Mon dernier souffle...
Une tranche de vie imaginée à partir d’histoires bien vécues…
C’est l’été, et pourtant, je me sens un peu glacé. Par la mince ouverture de mes yeux mi-clos, j’entrevois des personnes chères, plus nombreuses qu’aux jours précédents. Entré à l’hôpital il y a deux semaines, en pleine crise respiratoire, je pense bien en ressortir dans un tout autre état.
Quand on a diagnostiqué un cancer du poumon assez avancé, fort de l’accord de mes proches, j’ai pris la décision de refuser les traitements de chimio. Avec des chances de survie, évaluées à environ 20% ou moins, il était clair pour moi de me dispenser des effets secondaires qui prolongent pour un certain temps. Bien soutenu par les antidouleurs, ces moment-là m’ont permis de partager avec nombre de gens, en toute lucidité, sur les événements présents et à venir. Une complicité de cette nature a avantage à avoir été préparée longtemps d’avance.
Sur l’heure, je suis entouré de ma conjointe qui me tient affectueusement la main.
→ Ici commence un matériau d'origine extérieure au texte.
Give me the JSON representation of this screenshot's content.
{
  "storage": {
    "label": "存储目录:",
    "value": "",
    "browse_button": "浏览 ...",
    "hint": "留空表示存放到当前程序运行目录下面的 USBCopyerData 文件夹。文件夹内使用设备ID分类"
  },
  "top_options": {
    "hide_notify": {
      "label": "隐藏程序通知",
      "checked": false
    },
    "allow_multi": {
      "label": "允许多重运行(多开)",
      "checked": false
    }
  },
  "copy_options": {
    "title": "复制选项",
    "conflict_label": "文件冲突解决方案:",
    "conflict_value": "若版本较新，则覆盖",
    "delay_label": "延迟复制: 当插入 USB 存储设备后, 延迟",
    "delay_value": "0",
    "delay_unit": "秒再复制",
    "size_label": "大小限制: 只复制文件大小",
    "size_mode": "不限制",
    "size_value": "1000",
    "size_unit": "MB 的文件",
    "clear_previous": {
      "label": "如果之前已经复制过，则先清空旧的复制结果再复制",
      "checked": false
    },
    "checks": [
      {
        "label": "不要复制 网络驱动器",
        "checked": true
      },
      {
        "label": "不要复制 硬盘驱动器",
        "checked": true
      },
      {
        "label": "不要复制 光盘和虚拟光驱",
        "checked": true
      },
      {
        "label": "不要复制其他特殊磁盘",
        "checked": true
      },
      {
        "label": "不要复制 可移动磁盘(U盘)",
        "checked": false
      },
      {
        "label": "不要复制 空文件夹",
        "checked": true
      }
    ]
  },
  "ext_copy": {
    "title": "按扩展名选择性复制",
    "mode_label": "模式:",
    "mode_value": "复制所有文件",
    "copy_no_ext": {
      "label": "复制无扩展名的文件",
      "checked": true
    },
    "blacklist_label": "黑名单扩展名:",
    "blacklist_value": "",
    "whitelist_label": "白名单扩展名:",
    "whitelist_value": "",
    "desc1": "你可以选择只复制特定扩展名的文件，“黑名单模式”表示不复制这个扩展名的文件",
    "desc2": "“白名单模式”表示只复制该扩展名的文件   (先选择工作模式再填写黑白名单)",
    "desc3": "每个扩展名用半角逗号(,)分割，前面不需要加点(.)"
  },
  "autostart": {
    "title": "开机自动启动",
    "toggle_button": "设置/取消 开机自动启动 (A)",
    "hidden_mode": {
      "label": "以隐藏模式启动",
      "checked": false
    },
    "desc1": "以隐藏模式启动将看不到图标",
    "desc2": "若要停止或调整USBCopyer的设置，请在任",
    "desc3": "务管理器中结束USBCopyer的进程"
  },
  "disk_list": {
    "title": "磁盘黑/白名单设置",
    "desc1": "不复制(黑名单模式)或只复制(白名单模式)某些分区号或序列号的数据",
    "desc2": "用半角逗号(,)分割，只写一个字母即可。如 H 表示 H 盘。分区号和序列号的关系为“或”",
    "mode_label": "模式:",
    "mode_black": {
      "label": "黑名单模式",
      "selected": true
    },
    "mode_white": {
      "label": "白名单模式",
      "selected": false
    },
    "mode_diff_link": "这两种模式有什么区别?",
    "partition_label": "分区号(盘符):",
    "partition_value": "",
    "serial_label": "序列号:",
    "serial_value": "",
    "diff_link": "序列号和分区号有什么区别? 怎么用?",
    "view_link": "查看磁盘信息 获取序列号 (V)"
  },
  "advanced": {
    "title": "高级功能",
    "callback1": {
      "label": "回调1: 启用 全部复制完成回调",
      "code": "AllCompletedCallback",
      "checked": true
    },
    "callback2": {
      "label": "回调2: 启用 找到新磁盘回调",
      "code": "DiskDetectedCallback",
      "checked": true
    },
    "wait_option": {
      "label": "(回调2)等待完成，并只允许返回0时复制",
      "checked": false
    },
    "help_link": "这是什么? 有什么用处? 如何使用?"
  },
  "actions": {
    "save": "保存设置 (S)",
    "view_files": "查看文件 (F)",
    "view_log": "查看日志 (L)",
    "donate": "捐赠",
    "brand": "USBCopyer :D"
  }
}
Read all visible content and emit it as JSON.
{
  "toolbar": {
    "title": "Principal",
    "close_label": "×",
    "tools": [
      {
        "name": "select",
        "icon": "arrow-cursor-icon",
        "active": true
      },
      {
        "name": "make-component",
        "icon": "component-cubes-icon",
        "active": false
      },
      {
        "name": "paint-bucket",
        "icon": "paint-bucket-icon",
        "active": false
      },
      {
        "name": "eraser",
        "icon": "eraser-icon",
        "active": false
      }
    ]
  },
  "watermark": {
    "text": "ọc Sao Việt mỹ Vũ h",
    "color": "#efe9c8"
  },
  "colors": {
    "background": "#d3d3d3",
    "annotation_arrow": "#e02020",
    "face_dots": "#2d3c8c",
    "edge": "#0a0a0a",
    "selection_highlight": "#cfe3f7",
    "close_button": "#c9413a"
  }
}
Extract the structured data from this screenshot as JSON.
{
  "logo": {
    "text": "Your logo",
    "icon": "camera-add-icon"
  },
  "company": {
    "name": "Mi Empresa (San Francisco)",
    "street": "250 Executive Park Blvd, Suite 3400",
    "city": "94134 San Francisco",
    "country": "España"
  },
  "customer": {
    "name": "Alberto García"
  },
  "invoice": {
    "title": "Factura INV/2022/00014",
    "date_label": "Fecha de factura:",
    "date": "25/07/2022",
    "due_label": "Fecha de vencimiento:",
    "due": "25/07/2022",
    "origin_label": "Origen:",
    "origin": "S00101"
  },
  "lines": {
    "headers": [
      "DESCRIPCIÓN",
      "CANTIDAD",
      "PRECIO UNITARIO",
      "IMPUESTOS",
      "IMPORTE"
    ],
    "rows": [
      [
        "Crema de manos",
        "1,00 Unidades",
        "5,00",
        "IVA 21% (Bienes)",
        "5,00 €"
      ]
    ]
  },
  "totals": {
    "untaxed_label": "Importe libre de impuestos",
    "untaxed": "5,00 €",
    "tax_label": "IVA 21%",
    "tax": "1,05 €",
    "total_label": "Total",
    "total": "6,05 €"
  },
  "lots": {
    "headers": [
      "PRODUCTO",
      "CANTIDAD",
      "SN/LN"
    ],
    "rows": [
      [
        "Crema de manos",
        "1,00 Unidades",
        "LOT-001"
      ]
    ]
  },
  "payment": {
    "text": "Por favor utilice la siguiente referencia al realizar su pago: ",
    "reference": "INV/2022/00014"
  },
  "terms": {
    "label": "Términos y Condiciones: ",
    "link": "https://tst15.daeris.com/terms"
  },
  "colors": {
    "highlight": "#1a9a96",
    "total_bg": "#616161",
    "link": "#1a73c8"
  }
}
Combien je suis reconnaissant pour toutes ces années passées ensemble. Je me permets de soupirer un merci très sincère. Enfants et petits-enfants, malgré des yeux tout mouillés, ont un regard plein de tendresse et d’amour. Je suis comblé.
Derrière mes tentures presque closes, n’ayant pas la force de parler, défile comme en cinémascope le film de ma vie. Jeunesse en pleine nature, études, puis retour à la terre, ressourcements et engagements comblent ma vie jusque dans la retraite. Avec un sentiment de devoir accompli, malgré limites et faiblesses, je m’en remets à la miséricorde de mon Dieu qui se prépare à m’accueillir les bras grands ouverts tel un père ou une mère.
Bien traité à l’unité des soins palliatifs, je suis en confiance. Une forte quinte de toux me secoue, presqu’au même moment une petite abeille vient piquer mon petit papillon. À cet instant, je pourrais entendre des petites phrases comme : « Reste avec nous encore un peu » ou « Vas vers la lumière ». Qui peut souffler ces paroles un peu aliénantes pour la liberté de tout enfant de Dieu? Pourtant reconnaissant pour cette belle liberté, je m’endors en paix définitivement.